Nevertheless, political scandals persist, ranging from "ghost" payrolls and voters to a recent federal sting called Operation Silver Shovel that has exposed systematic bribe-taking by aldermen and lower city officials. And as most Chicagoans say, patronage is alive and well.

"This is a very political town," says Phil Harris, a doorman at the Essex Inn on Michigan Avenue. "If you want a city job, it's not what you know but who you know," he says.

City officials are attempting to play up Chicago's image as a modern, cosmopolitan, and economically vibrant melting pot while glossing over divisions of race, ethnicity, and income.

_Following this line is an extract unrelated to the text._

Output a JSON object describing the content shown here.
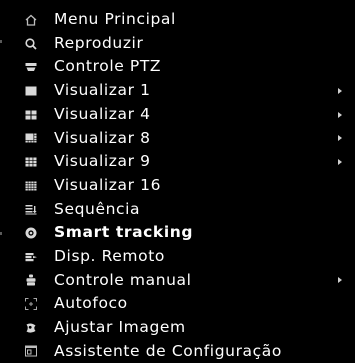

To be sure, the broad shouldered "city that works" has made strides in technology, finance, services, and international trade in recent decades. With a population of nearly 3 million, Chicago is the third-largest city in the country and remains a major manufacturing center. It is home to more than 1,600 foreign firms.

A transportation hub, it boasts the world's busiest airport, serving more than 60 million passengers a year. As a leading center for conventions and trade shows, it attracts more than 30,000 meetings that bring in $3 billion a year. The Democratic convention alone is expected to generate direct business activity of $123 million, according to Federal Reserve Bank estimates.

But symbols of the city's history of racial segregation and inner-city poverty - its decaying public housing projects - stand virtually in the shadow of the United Center where the Democrats will convene.

Finally, Chicago boosters are eager to reassure jittery tourists by downplaying the city's "big bad" reputation as a bastion of gangsterism, vice, and violence.

"Chicago is just a plain nice place," says Alderman Burton Natarus, a city councilman who has served under both Daleys.